Estados Unidos se toma la justicia por su mano, erigiéndose en juez y verdugo del mundo. Con cada ataque reafirma su vieja doctrina: la ley es un instrumento que se puede imponer a los demás, pero del que se exime a sí mismo. Estas intervenciones asesinas se presentan como una defensa de la libertad o de la seguridad global, pero realmente responden a los intereses geopolíticos y económicos de los EEUU. No obstante, en esta actitud arrogante siempre se esconde una trampa histórica: todo imperio que ha confundido la justicia con el castigo y el orden con la dominación, acaba siendo devorado por la misma violencia que desencadena.
Tal vez se pueda argumentar y debatir que estas operaciones contra el narcotráfico se justifican por el hecho de que «salvan las vidas» de los potenciales consumidores, al impedir que la droga llegue a las poblaciones. Pero la evidencia muestra que ese objetivo -lícito- no se cumple con este tipo de acciones, que se sitúan fuera del orden jurídico internacional.
Los países que más han utilizado al ejército contra la droga -como México, Colombia o los EEUU– no han logrado reducir ni el consumo ni la oferta. Al contrario, el mercado se ha diversificado y los carteles, tras estos ataques, son capaces de reorganizarse con rapidez.
Además, la represión suele cebarse en los eslabones más débiles de ese negocio infernal: los campesinos, los pescadores, los jóvenes o los pobres, mientras las redes financieras y los grandes intermediarios permanecen impunes. En ese contexto, no se salvan vidas: se sustituyen unas por otras; se destruye un barco, pero detrás habrá otra lancha, otro chico, otro pueblo que es empujado a lo mismo por la miseria.
Cada lancha destruida no elimina el problema sino que reafirma la jerarquía de los poderosos. Bajo el falso discurso de la «seguridad«, la guerra contra las drogas, llevada a cabo de esta manera, se convierte en un acto supremacista, donde unos pueblos se arrogan el derecho de castigar a otros en nombre de una moral que ellos mismos violan. Es la misma lógica colonial que, hoy día, se reedita, pero cuenta a su servicio con una tecnología militar muy avanzada que es utilizada por los poderosos para imponer cómo deben vivir los débiles.

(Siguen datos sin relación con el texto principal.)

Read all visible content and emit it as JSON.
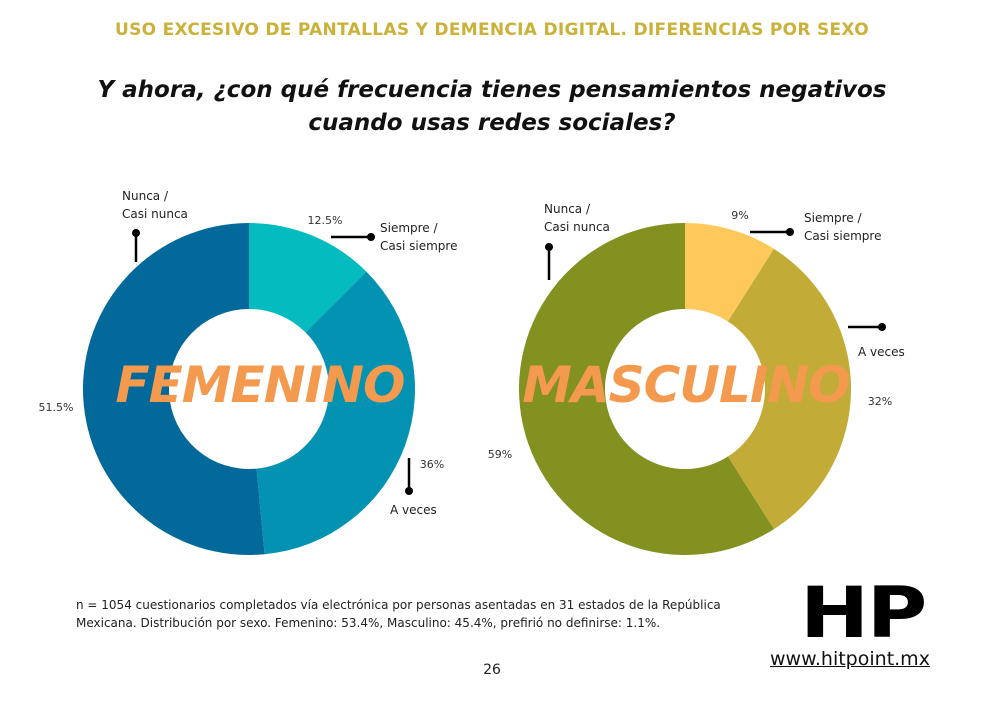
{
  "header": {
    "title": "USO EXCESIVO DE PANTALLAS Y DEMENCIA DIGITAL. DIFERENCIAS POR SEXO"
  },
  "question": {
    "line1": "Y ahora, ¿con qué frecuencia tienes pensamientos negativos",
    "line2": "cuando usas redes sociales?"
  },
  "chart_data": [
    {
      "type": "pie",
      "overlay_label": "FEMENINO",
      "categories": [
        "Siempre / Casi siempre",
        "A veces",
        "Nunca / Casi nunca"
      ],
      "category_lines": [
        [
          "Siempre /",
          "Casi siempre"
        ],
        [
          "A veces"
        ],
        [
          "Nunca /",
          "Casi nunca"
        ]
      ],
      "values": [
        12.5,
        36,
        51.5
      ],
      "value_labels": [
        "12.5%",
        "36%",
        "51.5%"
      ],
      "colors": [
        "#04bbbf",
        "#0492b2",
        "#03699b"
      ]
    },
    {
      "type": "pie",
      "overlay_label": "MASCULINO",
      "categories": [
        "Siempre / Casi siempre",
        "A veces",
        "Nunca / Casi nunca"
      ],
      "category_lines": [
        [
          "Siempre /",
          "Casi siempre"
        ],
        [
          "A veces"
        ],
        [
          "Nunca /",
          "Casi nunca"
        ]
      ],
      "values": [
        9,
        32,
        59
      ],
      "value_labels": [
        "9%",
        "32%",
        "59%"
      ],
      "colors": [
        "#fec85a",
        "#c2ab36",
        "#829120"
      ]
    }
  ],
  "footnote": {
    "line1": "n = 1054 cuestionarios completados vía electrónica por personas asentadas en 31 estados de la República",
    "line2": "Mexicana. Distribución por sexo. Femenino: 53.4%, Masculino: 45.4%, prefirió no definirse: 1.1%."
  },
  "page_number": "26",
  "brand": {
    "logo_text": "HP",
    "website": "www.hitpoint.mx"
  }
}
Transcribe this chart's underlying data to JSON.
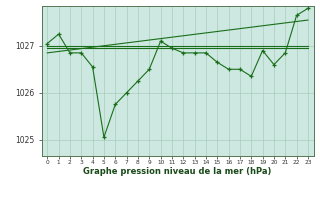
{
  "xlabel": "Graphe pression niveau de la mer (hPa)",
  "background_color": "#ffffff",
  "plot_background": "#cce8e0",
  "grid_color": "#aaccbb",
  "line_color": "#1a6e1a",
  "marker_color": "#1a6e1a",
  "axis_label_color": "#1a4a1a",
  "tick_color": "#333333",
  "ylim": [
    1024.65,
    1027.85
  ],
  "xlim": [
    -0.5,
    23.5
  ],
  "yticks": [
    1025,
    1026,
    1027
  ],
  "xticks": [
    0,
    1,
    2,
    3,
    4,
    5,
    6,
    7,
    8,
    9,
    10,
    11,
    12,
    13,
    14,
    15,
    16,
    17,
    18,
    19,
    20,
    21,
    22,
    23
  ],
  "series1_x": [
    0,
    1,
    2,
    3,
    4,
    5,
    6,
    7,
    8,
    9,
    10,
    11,
    12,
    13,
    14,
    15,
    16,
    17,
    18,
    19,
    20,
    21,
    22,
    23
  ],
  "series1_y": [
    1027.05,
    1027.25,
    1026.85,
    1026.85,
    1026.55,
    1025.05,
    1025.75,
    1026.0,
    1026.25,
    1026.5,
    1027.1,
    1026.95,
    1026.85,
    1026.85,
    1026.85,
    1026.65,
    1026.5,
    1026.5,
    1026.35,
    1026.9,
    1026.6,
    1026.85,
    1027.65,
    1027.8
  ],
  "series2_x": [
    0,
    23
  ],
  "series2_y": [
    1027.0,
    1027.0
  ],
  "series3_x": [
    0,
    23
  ],
  "series3_y": [
    1026.85,
    1027.55
  ],
  "series4_x": [
    0,
    23
  ],
  "series4_y": [
    1026.95,
    1026.95
  ],
  "figsize": [
    3.2,
    2.0
  ],
  "dpi": 100
}
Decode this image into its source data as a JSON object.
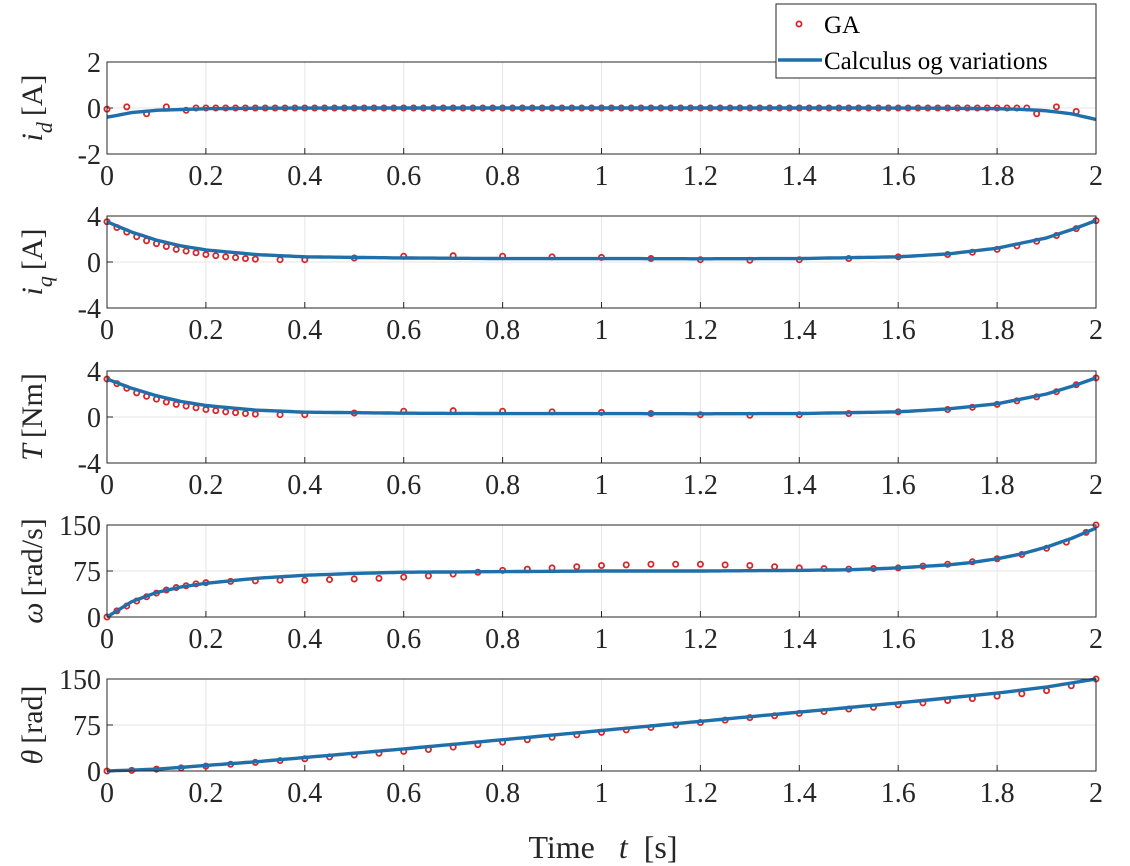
{
  "chart_data": [
    {
      "type": "line",
      "ylabel_sym": "i",
      "ylabel_sub": "d",
      "ylabel_unit": "[A]",
      "ylim": [
        -2,
        2
      ],
      "yticks": [
        -2,
        0,
        2
      ],
      "ytick_labels": [
        "-2",
        "0",
        "2"
      ],
      "xlim": [
        0,
        2
      ],
      "xticks": [
        0,
        0.2,
        0.4,
        0.6,
        0.8,
        1,
        1.2,
        1.4,
        1.6,
        1.8,
        2
      ],
      "xtick_labels": [
        "0",
        "0.2",
        "0.4",
        "0.6",
        "0.8",
        "1",
        "1.2",
        "1.4",
        "1.6",
        "1.8",
        "2"
      ],
      "series": [
        {
          "name": "Calculus og variations",
          "kind": "line",
          "x": [
            0,
            0.05,
            0.1,
            0.2,
            0.3,
            0.5,
            1.0,
            1.5,
            1.7,
            1.8,
            1.85,
            1.9,
            1.95,
            2.0
          ],
          "y": [
            -0.4,
            -0.2,
            -0.1,
            -0.03,
            -0.01,
            0,
            0,
            0,
            -0.01,
            -0.03,
            -0.06,
            -0.12,
            -0.25,
            -0.5
          ]
        },
        {
          "name": "GA",
          "kind": "markers",
          "x": [
            0,
            0.04,
            0.08,
            0.12,
            0.16,
            1.88,
            1.92,
            1.96
          ],
          "y": [
            -0.05,
            0.05,
            -0.25,
            0.05,
            -0.1,
            -0.25,
            0.05,
            -0.15
          ],
          "fill_y": 0,
          "fill_step": 0.02
        }
      ]
    },
    {
      "type": "line",
      "ylabel_sym": "i",
      "ylabel_sub": "q",
      "ylabel_unit": "[A]",
      "ylim": [
        -4,
        4
      ],
      "yticks": [
        -4,
        0,
        4
      ],
      "ytick_labels": [
        "-4",
        "0",
        "4"
      ],
      "xlim": [
        0,
        2
      ],
      "xticks": [
        0,
        0.2,
        0.4,
        0.6,
        0.8,
        1,
        1.2,
        1.4,
        1.6,
        1.8,
        2
      ],
      "xtick_labels": [
        "0",
        "0.2",
        "0.4",
        "0.6",
        "0.8",
        "1",
        "1.2",
        "1.4",
        "1.6",
        "1.8",
        "2"
      ],
      "series": [
        {
          "name": "Calculus og variations",
          "kind": "line",
          "x": [
            0,
            0.05,
            0.1,
            0.15,
            0.2,
            0.3,
            0.4,
            0.6,
            0.8,
            1.0,
            1.2,
            1.4,
            1.6,
            1.7,
            1.8,
            1.9,
            1.95,
            2.0
          ],
          "y": [
            3.5,
            2.6,
            1.9,
            1.4,
            1.05,
            0.65,
            0.45,
            0.35,
            0.3,
            0.3,
            0.28,
            0.3,
            0.45,
            0.7,
            1.2,
            2.1,
            2.8,
            3.6
          ]
        },
        {
          "name": "GA",
          "kind": "markers",
          "x": [
            0,
            0.02,
            0.04,
            0.06,
            0.08,
            0.1,
            0.12,
            0.14,
            0.16,
            0.18,
            0.2,
            0.22,
            0.24,
            0.26,
            0.28,
            0.3,
            0.35,
            0.4,
            0.5,
            0.6,
            0.7,
            0.8,
            0.9,
            1.0,
            1.1,
            1.2,
            1.3,
            1.4,
            1.5,
            1.6,
            1.7,
            1.75,
            1.8,
            1.84,
            1.88,
            1.92,
            1.96,
            2.0
          ],
          "y": [
            3.5,
            3.0,
            2.6,
            2.2,
            1.85,
            1.6,
            1.35,
            1.1,
            0.95,
            0.8,
            0.65,
            0.55,
            0.45,
            0.38,
            0.3,
            0.25,
            0.2,
            0.2,
            0.35,
            0.5,
            0.55,
            0.5,
            0.45,
            0.4,
            0.3,
            0.2,
            0.15,
            0.2,
            0.3,
            0.45,
            0.65,
            0.85,
            1.1,
            1.4,
            1.8,
            2.3,
            2.9,
            3.6
          ]
        }
      ]
    },
    {
      "type": "line",
      "ylabel_sym": "T",
      "ylabel_sub": "",
      "ylabel_unit": "[Nm]",
      "ylim": [
        -4,
        4
      ],
      "yticks": [
        -4,
        0,
        4
      ],
      "ytick_labels": [
        "-4",
        "0",
        "4"
      ],
      "xlim": [
        0,
        2
      ],
      "xticks": [
        0,
        0.2,
        0.4,
        0.6,
        0.8,
        1,
        1.2,
        1.4,
        1.6,
        1.8,
        2
      ],
      "xtick_labels": [
        "0",
        "0.2",
        "0.4",
        "0.6",
        "0.8",
        "1",
        "1.2",
        "1.4",
        "1.6",
        "1.8",
        "2"
      ],
      "series": [
        {
          "name": "Calculus og variations",
          "kind": "line",
          "x": [
            0,
            0.05,
            0.1,
            0.15,
            0.2,
            0.3,
            0.4,
            0.6,
            0.8,
            1.0,
            1.2,
            1.4,
            1.6,
            1.7,
            1.8,
            1.9,
            1.95,
            2.0
          ],
          "y": [
            3.3,
            2.5,
            1.85,
            1.35,
            1.0,
            0.6,
            0.42,
            0.33,
            0.3,
            0.3,
            0.28,
            0.3,
            0.45,
            0.7,
            1.15,
            2.0,
            2.65,
            3.4
          ]
        },
        {
          "name": "GA",
          "kind": "markers",
          "x": [
            0,
            0.02,
            0.04,
            0.06,
            0.08,
            0.1,
            0.12,
            0.14,
            0.16,
            0.18,
            0.2,
            0.22,
            0.24,
            0.26,
            0.28,
            0.3,
            0.35,
            0.4,
            0.5,
            0.6,
            0.7,
            0.8,
            0.9,
            1.0,
            1.1,
            1.2,
            1.3,
            1.4,
            1.5,
            1.6,
            1.7,
            1.75,
            1.8,
            1.84,
            1.88,
            1.92,
            1.96,
            2.0
          ],
          "y": [
            3.3,
            2.9,
            2.5,
            2.1,
            1.8,
            1.55,
            1.3,
            1.1,
            0.95,
            0.8,
            0.65,
            0.55,
            0.45,
            0.38,
            0.3,
            0.25,
            0.2,
            0.2,
            0.35,
            0.5,
            0.55,
            0.5,
            0.45,
            0.4,
            0.3,
            0.2,
            0.15,
            0.2,
            0.3,
            0.45,
            0.65,
            0.85,
            1.1,
            1.4,
            1.75,
            2.2,
            2.8,
            3.4
          ]
        }
      ]
    },
    {
      "type": "line",
      "ylabel_sym": "ω",
      "ylabel_sub": "",
      "ylabel_unit": "[rad/s]",
      "ylim": [
        0,
        150
      ],
      "yticks": [
        0,
        75,
        150
      ],
      "ytick_labels": [
        "0",
        "75",
        "150"
      ],
      "xlim": [
        0,
        2
      ],
      "xticks": [
        0,
        0.2,
        0.4,
        0.6,
        0.8,
        1,
        1.2,
        1.4,
        1.6,
        1.8,
        2
      ],
      "xtick_labels": [
        "0",
        "0.2",
        "0.4",
        "0.6",
        "0.8",
        "1",
        "1.2",
        "1.4",
        "1.6",
        "1.8",
        "2"
      ],
      "series": [
        {
          "name": "Calculus og variations",
          "kind": "line",
          "x": [
            0,
            0.05,
            0.1,
            0.15,
            0.2,
            0.3,
            0.4,
            0.5,
            0.6,
            0.8,
            1.0,
            1.2,
            1.4,
            1.5,
            1.6,
            1.7,
            1.75,
            1.8,
            1.85,
            1.9,
            1.95,
            2.0
          ],
          "y": [
            0,
            25,
            40,
            49,
            55,
            63,
            68,
            71,
            73,
            74,
            75,
            75,
            76,
            77,
            80,
            85,
            89,
            95,
            103,
            114,
            128,
            145
          ]
        },
        {
          "name": "GA",
          "kind": "markers",
          "x": [
            0,
            0.02,
            0.04,
            0.06,
            0.08,
            0.1,
            0.12,
            0.14,
            0.16,
            0.18,
            0.2,
            0.25,
            0.3,
            0.35,
            0.4,
            0.45,
            0.5,
            0.55,
            0.6,
            0.65,
            0.7,
            0.75,
            0.8,
            0.85,
            0.9,
            0.95,
            1.0,
            1.05,
            1.1,
            1.15,
            1.2,
            1.25,
            1.3,
            1.35,
            1.4,
            1.45,
            1.5,
            1.55,
            1.6,
            1.65,
            1.7,
            1.75,
            1.8,
            1.85,
            1.9,
            1.94,
            1.98,
            2.0
          ],
          "y": [
            0,
            10,
            18,
            26,
            33,
            39,
            44,
            48,
            51,
            54,
            56,
            58,
            59,
            60,
            60,
            61,
            62,
            63,
            65,
            67,
            70,
            73,
            76,
            78,
            80,
            82,
            84,
            85,
            86,
            86,
            86,
            85,
            84,
            82,
            80,
            79,
            78,
            79,
            80,
            83,
            86,
            90,
            95,
            102,
            112,
            122,
            138,
            150
          ]
        }
      ]
    },
    {
      "type": "line",
      "ylabel_sym": "θ",
      "ylabel_sub": "",
      "ylabel_unit": "[rad]",
      "ylim": [
        0,
        150
      ],
      "yticks": [
        0,
        75,
        150
      ],
      "ytick_labels": [
        "0",
        "75",
        "150"
      ],
      "xlim": [
        0,
        2
      ],
      "xticks": [
        0,
        0.2,
        0.4,
        0.6,
        0.8,
        1,
        1.2,
        1.4,
        1.6,
        1.8,
        2
      ],
      "xtick_labels": [
        "0",
        "0.2",
        "0.4",
        "0.6",
        "0.8",
        "1",
        "1.2",
        "1.4",
        "1.6",
        "1.8",
        "2"
      ],
      "series": [
        {
          "name": "Calculus og variations",
          "kind": "line",
          "x": [
            0,
            0.1,
            0.2,
            0.3,
            0.4,
            0.6,
            0.8,
            1.0,
            1.2,
            1.4,
            1.6,
            1.8,
            1.9,
            2.0
          ],
          "y": [
            0,
            3,
            9,
            15,
            22,
            36,
            51,
            66,
            81,
            96,
            111,
            127,
            137,
            150
          ]
        },
        {
          "name": "GA",
          "kind": "markers",
          "x": [
            0,
            0.05,
            0.1,
            0.15,
            0.2,
            0.25,
            0.3,
            0.35,
            0.4,
            0.45,
            0.5,
            0.55,
            0.6,
            0.65,
            0.7,
            0.75,
            0.8,
            0.85,
            0.9,
            0.95,
            1.0,
            1.05,
            1.1,
            1.15,
            1.2,
            1.25,
            1.3,
            1.35,
            1.4,
            1.45,
            1.5,
            1.55,
            1.6,
            1.65,
            1.7,
            1.75,
            1.8,
            1.85,
            1.9,
            1.95,
            2.0
          ],
          "y": [
            0,
            1,
            3,
            5,
            8,
            11,
            14,
            17,
            20,
            23,
            26,
            29,
            32,
            35,
            39,
            43,
            47,
            51,
            55,
            59,
            63,
            67,
            71,
            75,
            79,
            83,
            87,
            90,
            94,
            97,
            101,
            104,
            108,
            111,
            115,
            118,
            122,
            126,
            131,
            139,
            150
          ]
        }
      ]
    }
  ],
  "xlabel_text": "Time",
  "xlabel_var": "t",
  "xlabel_unit": "[s]",
  "legend": {
    "entries": [
      {
        "label": "GA",
        "kind": "markers"
      },
      {
        "label": "Calculus og variations",
        "kind": "line"
      }
    ],
    "placement": "top-right"
  },
  "colors": {
    "line": "#1f6fab",
    "marker": "#d62728",
    "grid": "#e6e6e6",
    "axis": "#262626"
  }
}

La verdadera prevención no pasa por estos ataques a las lanchas con misiles, sino por la educación, la salud mental, el empleo digno y políticas públicas que rompan el círculo de la pobreza y la adicción. En definitiva, pasa por tener conciencia. Sin eso, la “guerra contra las drogas” seguirá siendo una guerra contra seres humanos pobres y débiles, una afrenta al sentido de la justicia y una negación de la vida que se dice se va a proteger.
Trump da órdenes de disparar, sin mostrar interés alguno en comprender los verdaderos factores que alimentan el problema internacional de la droga. Eso no es justicia, ni defensa de la vida. Es un vacío moral.